Tempest offers ten tracks of inimitable rawness and surprising beauty, to be played at maximum volume.
Ever since Glenn Branca and his merry men (including a very young Lee Ranaldo) created The Ascension in 1981, the no-wave noise rock movement has known no bounds. The band at the forefront of this sound is one that Ranaldo would go on to be a part of, Sonic Youth, but there have been 1000s of imitators attempting to harness the lightning-in-a-bottle mixture of serrated distortion, off-kilter pop aesthetics, aberrant aggression and high-end audacity, with varying results. Other bands merely aped the sound and made it their own, and whilst Blonde Redhead has moved off into other sonic realms, Washington trio Broken Water continue digging for fire on sophomore album Tempest – and come up with some burning gems.

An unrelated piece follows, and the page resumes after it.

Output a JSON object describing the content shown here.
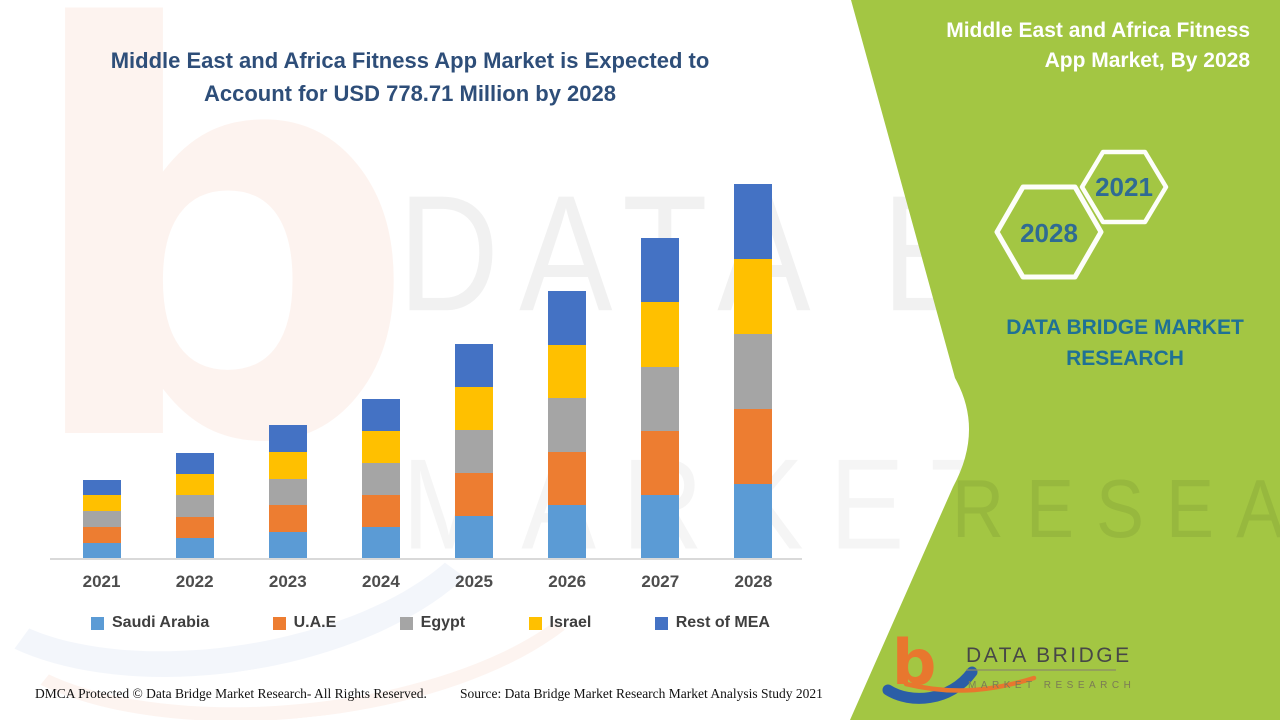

Opening number Drown is representative – droning, chugging guitars that erupt into walls of noise, whilst drummer Kanako Pooknyw's vocals are relatively indiscernible, remaining subdued for the most part. She shares vocal duties with guitarist Jon Hanna, which again throws up the Sonic Youth signals, especially on Coming Down and Paranoid where Thurston Moore comparisons are inevitable. Hulking juggernaut Underground owes as much to Kurt Cobain as it does to Moore, whilst the slow dirge of River Under The River is haunting even as it bludgeons. Chantal Sezer breaks out of tradition (but not noise levels) offering a languorous pop malaise like a shoegaze ballad being played in a vat of molasses. Closing track When You Said even opens with some elegant acoustic strumming before all hell breaks loose once more.
Tempest isn't breaking new boundaries, yet that clearly isn't the purpose. Instead, it offers ten tracks of inimitable rawness and surprising beauty, to be played at maximum volume.